538 total views
Following LUTG’s impressive production of Dunsinane, I jumped at the opportunity to review Two, Jim Cartwright’s Northern drama. The play follows the lives of pub regulars over the course of an average day, or so the audience thinks. The date becomes significant later.
Two actors play the twelve characters that frequent the pub (hence the name)in the original version, but the theatre group have adapted this so that four actors play the different characters. Clare Fletcher (Land Lady) and Adam Keenan (Land Lord) play one character each, while Hannah Cooper and Jamie Lonsdale play various oddities.
The set is comprised of a bar and two bar stools which the locals of the pub sit on to perform their monologues. The audience is close to the action. The arrangement of chairs around tables instead of the traditional rows of seats is an excellent addition to the relaxed atmosphere of a pub. This placement allows various characters to weave in and out of the tables, speaking to the audience members. Lothario Moth (Jamie Lonsdale) points at several girls, exclaiming ‘You’re beautiful!’ before his girlfriend, Maudie (Hannah Cooper) enters the pub.
Director Chad Bunney said that he included audience interaction because Cartwright’s version was made to be inclusive.

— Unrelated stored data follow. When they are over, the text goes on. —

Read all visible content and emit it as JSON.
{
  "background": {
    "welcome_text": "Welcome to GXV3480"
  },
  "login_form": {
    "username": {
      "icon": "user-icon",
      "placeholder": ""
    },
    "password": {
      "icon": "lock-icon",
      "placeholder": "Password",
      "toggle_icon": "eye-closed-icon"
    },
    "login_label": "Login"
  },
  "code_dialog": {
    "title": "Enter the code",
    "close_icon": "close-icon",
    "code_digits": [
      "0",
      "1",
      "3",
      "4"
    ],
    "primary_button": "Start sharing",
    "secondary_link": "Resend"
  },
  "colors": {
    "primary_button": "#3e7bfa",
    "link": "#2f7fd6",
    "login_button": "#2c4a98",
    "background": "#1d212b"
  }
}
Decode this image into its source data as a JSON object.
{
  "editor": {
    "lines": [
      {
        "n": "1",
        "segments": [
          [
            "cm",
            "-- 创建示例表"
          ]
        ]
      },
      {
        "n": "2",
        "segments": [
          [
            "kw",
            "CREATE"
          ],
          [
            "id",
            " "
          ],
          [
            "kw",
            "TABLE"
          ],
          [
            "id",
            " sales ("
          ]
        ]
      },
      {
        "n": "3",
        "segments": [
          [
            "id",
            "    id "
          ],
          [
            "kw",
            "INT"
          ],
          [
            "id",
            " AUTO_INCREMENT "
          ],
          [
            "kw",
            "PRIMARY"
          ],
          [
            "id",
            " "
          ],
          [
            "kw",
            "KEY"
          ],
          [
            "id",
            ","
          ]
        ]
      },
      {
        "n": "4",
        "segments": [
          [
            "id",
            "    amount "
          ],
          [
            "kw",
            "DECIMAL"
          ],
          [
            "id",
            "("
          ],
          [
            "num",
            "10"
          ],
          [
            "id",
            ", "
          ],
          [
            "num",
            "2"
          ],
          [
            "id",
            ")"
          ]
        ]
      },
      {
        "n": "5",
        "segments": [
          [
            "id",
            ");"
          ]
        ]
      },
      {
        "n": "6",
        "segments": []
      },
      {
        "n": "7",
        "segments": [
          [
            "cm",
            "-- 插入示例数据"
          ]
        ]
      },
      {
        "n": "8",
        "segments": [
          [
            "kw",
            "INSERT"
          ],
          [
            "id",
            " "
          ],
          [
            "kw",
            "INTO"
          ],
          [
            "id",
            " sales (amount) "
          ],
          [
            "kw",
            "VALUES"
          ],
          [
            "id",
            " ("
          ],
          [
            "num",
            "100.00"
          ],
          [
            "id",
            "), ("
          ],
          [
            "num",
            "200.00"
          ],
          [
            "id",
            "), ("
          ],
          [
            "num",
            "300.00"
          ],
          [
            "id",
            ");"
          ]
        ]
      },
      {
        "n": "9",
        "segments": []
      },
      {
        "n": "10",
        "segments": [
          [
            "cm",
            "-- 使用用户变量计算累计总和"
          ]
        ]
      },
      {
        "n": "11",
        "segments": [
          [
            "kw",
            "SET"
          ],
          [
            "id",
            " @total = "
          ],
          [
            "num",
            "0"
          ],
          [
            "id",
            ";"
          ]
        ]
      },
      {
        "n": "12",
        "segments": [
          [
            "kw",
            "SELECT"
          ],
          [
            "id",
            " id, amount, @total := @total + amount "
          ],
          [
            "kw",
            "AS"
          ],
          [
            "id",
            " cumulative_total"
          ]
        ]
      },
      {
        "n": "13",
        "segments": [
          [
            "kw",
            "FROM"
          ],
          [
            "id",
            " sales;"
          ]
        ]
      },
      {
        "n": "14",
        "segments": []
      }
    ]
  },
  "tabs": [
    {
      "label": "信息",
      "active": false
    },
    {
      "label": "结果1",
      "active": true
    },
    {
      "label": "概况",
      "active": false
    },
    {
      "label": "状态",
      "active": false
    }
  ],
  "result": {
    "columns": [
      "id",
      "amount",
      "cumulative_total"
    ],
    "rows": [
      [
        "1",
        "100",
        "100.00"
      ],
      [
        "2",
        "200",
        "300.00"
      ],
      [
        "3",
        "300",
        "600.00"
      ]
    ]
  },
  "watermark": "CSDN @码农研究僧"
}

Lighting is used well. It functions much the same as a fade to black might in a television programme: as darkness descends upon the Land Lord, light is shone on the elderly woman (Hannah Cooper). As one monologue ends, another begins.
After the interval the easy-going mood changes.
Roy and Leslie (also played by Lonsdale and Cooper) are far from the comical Moth and Maudie. As they sit down for a drink in the pub, it becomes clear that she is not drinking. Or looking up. And barely speaking.
The pair play the couple well: Lonsdale is steely-eyed and commandeering, while Cooper is meek and malleable. I even saw her eyes shimmer. Their relationship is appalling because of how relentlessly realistic the scene is: Roy makes her ask to use the toilet. Roy tells her never to tell him no. And in the split second when Leslie looks up from her shoes, Roy asks, ‘Who are you looking at?’
The Land Lady and Land Lord fight tooth and nail throughout. Their bickering is akin to Kat and Alfie in EastEnders. Cleverly, they are used to frame the narrative: the audience assumes that their story only stretches as far as having oddball customers when the opposite is true. The tension between the two reaches its peak in the last ten minutes when, as they lock up for the day, they are confronted by their shared past.
‘Do you know what day it is?’ the Land Lady asks.
The mystery is revealed, and what follows is an outpouring of tension and grief. Fletcher and Keenan convey their anxiety throughout the play by criticising each other, with added eye rolls and tuts. Their argument in the denouement is surprising: no longer the Land Lord and Land Lady stock characters, there is far more depth to these two than meets the eye.
With each different character, the actors transform themselves on stage: there are stiff joints and dance moves and screaming fights. My only criticism is the sometimes wavering accent, which goes from adequate to excessive. As a whole, Two is a great achievement under LUTG’s belt and an impressive directing debut from Chad Bunney.